MORRISBURG – “I’ve been in it for four years, and there’s stuff that we started in this term that I would like, if elected, to finish,” Municipality of South Dundas councillor Lloyd Wells said. “There are just a few things that I want to see through, and I just need another term to get these issues fulfilled. I’m not saying the new council, if I’m not included, couldn’t do it, but I always find it’s nice if when you start something, then you’re able to finish it.

Wells is seeking re-election, hoping to retain his position as councillor for a second term. As the owner of four businesses, Wells brings that expertise with him to the council table.

“My format for the next four years is, first of all, not wasting money,” Wells said. “I always say that being in business, there’s ways to save money, and obviously, you can waste a lot of money. With the complex budget like we have, there’s a lot of ways to save, whether it’s a dollar here or there, it adds up.”

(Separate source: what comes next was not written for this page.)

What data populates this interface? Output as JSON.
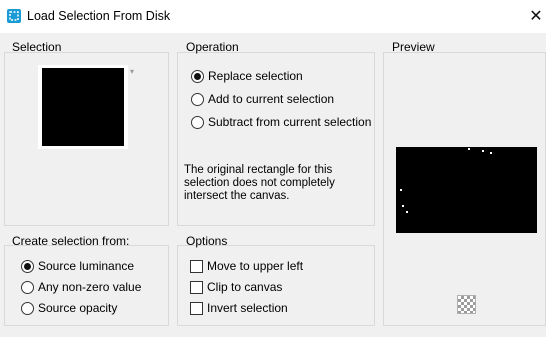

In addition to ensuring a fiscally responsible budget, Wells said he’s concerned about the housing shortage in general, as well as the absence of low-income or geared-to-income housing opportunities. While it’s a widespread issue that upper tier governments are now looking at, Wells said he believes there are things  the local municipal government can do, as well.

“I want to find ways to maybe utilize the municipal properties that aren’t being used,” he said. “My job for the next four years is to see how much in grants we can get from the province and maybe even the federal government. So, my two main concerns are to save money wherever we can, and what I think we need right now is housing, so that’s what I would fight for.”

Wells referred to the House of Lazarus (HOL)’s local housing report and the mission’s “eye-opening” presentation to council, noting the increased need for food banks, affordable housing, and the rising percentage of the homeless. He noted the increased cases of hidden homelessness, such as couch surfing, that the average resident doesn’t see, adding that it’s not just young people, but persons of all ages, including seniors, that are facing this issue.

“There’s always money to spend on roads, water systems, sewer systems,” he said. “That’s a given. The other thing is you have to see what the community needs and as of right now, we need affordable housing for a lot of people, not just young people, but seniors.”